Fed minutes reveal no interest rate moves coming for ‘some time’
Federal Reserve officials approved a patient approach to monetary policy in 2019 during their two-day meeting earlier this month, signaling there will be no interest rate moves in either direction for “some time.”
Minutes from the April 30-May 1 Federal Open Market Committee published Wednesday revealed that even in the face of increased global economic growth or more moderate growth, better financial conditions and moderating global uncertainties, rates will remain steady.
“Members observed that a patient approach to determining future adjustments to the target range for the federal funds rate would likely remain appropriate for some time, especially in an environment of moderate economic growth and muted inflation pressures, even if global economic and financial conditions continued to improve,” the minute summary said.

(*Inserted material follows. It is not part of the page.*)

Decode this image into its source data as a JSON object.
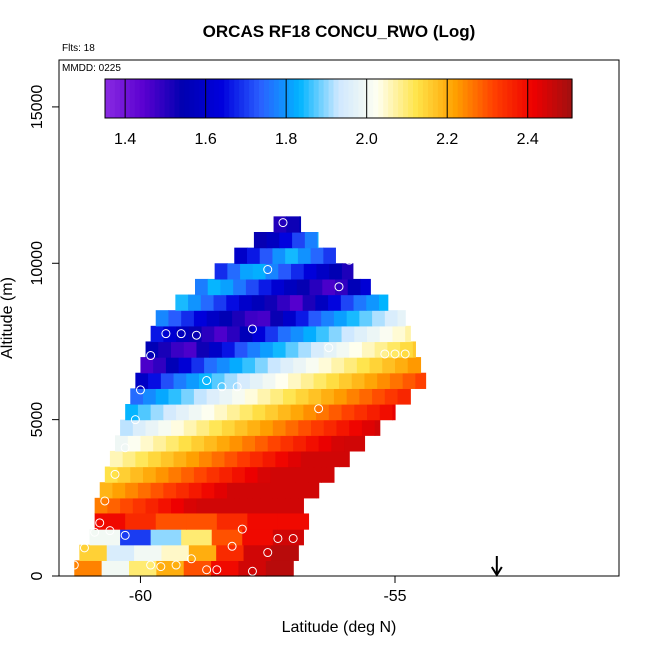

Policymakers at the U.S. central bank noted that inflation remained well below the Fed’s target range of 2 percent. In March, the Fed’s preferred measure of inflation registered just 1.5 percent, a big reason that policymakers chose to halt interest rate hikes.
Most members thought, however, that the recent low dip in inflation was likely only “transitory.”
While members did not explicitly mention rate cuts or deflation or a shrinking economy, both of which typically precede rate cuts, the minutes said that a few participants “noted that if the economy evolved as they expected, the Committee would likely need to firm the stance of monetary policy to sustain the economic expansion and keep inflation at levels consistent with the Committee’s objective.”
The Fed also sounded a relatively optimistic note on the state of the global economy, easing the language surrounding global uncertainties, such as Brexit and the U.S.-China trade war — both of which prompted policymakers in January to vote to keep the benchmark federal funds rate unchanged in the near-term.
“In their consideration of the economic outlook, members noted that financial conditions had improved since the turn of the year, and many uncertainties affecting the U.S. and global economic outlooks had receded, though some risks remained,” the minutes said.